Carriers still sore point for defence cuts

LIAM Fox yesterday confirmed that the Trident nuclear deterrent would be replaced, earning him a huge round of applause at the Tory conference, but the future of two aircraft carriers remains unclear.

“The first duty of the government is defence of the realm. That is why we will maintain Britain’s nuclear deterrent and will go ahead with the trident replacement programme,” the defence secretary said.

But Fox warned the government was approaching the defence spending review “with unavoidably constrained finances”, adding to fears that at least one of the Navy’s two aircraft carriers could be scrapped.

The government could scrap both ships, which are expected to cost some £2.5bn each to build, but fears that the impact could prove fatal for Britain’s ship building industry.
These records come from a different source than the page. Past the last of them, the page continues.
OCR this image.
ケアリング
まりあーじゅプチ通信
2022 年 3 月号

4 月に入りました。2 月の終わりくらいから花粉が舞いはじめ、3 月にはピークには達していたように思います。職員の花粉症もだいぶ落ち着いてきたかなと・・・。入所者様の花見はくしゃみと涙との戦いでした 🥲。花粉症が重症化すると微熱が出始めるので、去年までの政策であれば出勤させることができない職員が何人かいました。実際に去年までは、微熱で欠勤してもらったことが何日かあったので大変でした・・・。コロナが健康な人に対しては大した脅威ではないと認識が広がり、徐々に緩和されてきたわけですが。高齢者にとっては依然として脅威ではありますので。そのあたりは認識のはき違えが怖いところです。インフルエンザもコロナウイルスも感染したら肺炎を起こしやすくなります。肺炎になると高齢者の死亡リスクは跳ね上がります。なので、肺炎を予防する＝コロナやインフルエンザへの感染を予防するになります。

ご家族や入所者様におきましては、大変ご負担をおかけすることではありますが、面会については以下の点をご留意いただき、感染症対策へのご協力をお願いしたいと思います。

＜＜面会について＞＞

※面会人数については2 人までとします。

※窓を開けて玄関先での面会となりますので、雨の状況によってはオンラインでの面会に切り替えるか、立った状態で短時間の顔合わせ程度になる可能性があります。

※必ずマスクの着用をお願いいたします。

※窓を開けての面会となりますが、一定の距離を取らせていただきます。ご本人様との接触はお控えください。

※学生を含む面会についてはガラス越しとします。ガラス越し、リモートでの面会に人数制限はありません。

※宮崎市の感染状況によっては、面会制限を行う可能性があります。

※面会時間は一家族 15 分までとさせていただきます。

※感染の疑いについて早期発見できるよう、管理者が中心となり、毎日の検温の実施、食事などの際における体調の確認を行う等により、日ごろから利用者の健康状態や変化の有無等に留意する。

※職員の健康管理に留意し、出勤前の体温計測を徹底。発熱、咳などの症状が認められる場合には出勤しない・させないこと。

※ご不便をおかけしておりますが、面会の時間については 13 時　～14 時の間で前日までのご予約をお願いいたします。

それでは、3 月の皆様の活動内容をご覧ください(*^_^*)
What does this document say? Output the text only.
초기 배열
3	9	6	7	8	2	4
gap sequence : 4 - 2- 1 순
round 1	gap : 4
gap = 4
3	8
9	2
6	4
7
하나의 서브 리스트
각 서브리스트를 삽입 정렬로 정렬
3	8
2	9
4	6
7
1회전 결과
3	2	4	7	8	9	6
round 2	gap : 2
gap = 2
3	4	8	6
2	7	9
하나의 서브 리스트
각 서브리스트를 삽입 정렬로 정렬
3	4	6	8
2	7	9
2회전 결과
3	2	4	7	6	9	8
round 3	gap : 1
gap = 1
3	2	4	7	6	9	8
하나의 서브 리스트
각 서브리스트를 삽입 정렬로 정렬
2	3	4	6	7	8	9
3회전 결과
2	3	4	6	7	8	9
Another option is building just one carrier and keeping it in a state of “extended readiness”, essentially mothballing it.

Earlier this week, former Prime Minister Gordon Brown made a rare intervention in national politics, and insisted that both aircraft carriers should be built as planned.

But yesterday Fox responded with a scathing attack on Labour’s handling of the defence budget.

He said: “We all know about Labour’s toxic economic legacy. There is an unfunded liability in defence of around £38bn over the next 10 years – compared to an annual budget of only £37bn.
Fox added that the UK would pay £46bn on debt interest payments next year, a sum that could purchase four aircraft carriers, 300 Chinook helicopters, 13,000 troops, 10 destroyers, 50 cargo planes, and pay for a complete refurbishment of forces’ living quarters.

Later, in his first conference speech as Prime Minister, David Cameron said the defence review would “match our commitments with the resources we’ve got”, and warned of “big changes” for Britain’s military.

Resources for the Afghanistan war will be maintained or improved, but the Navy and Royal Air Force are bracing themselves for swingeing cuts.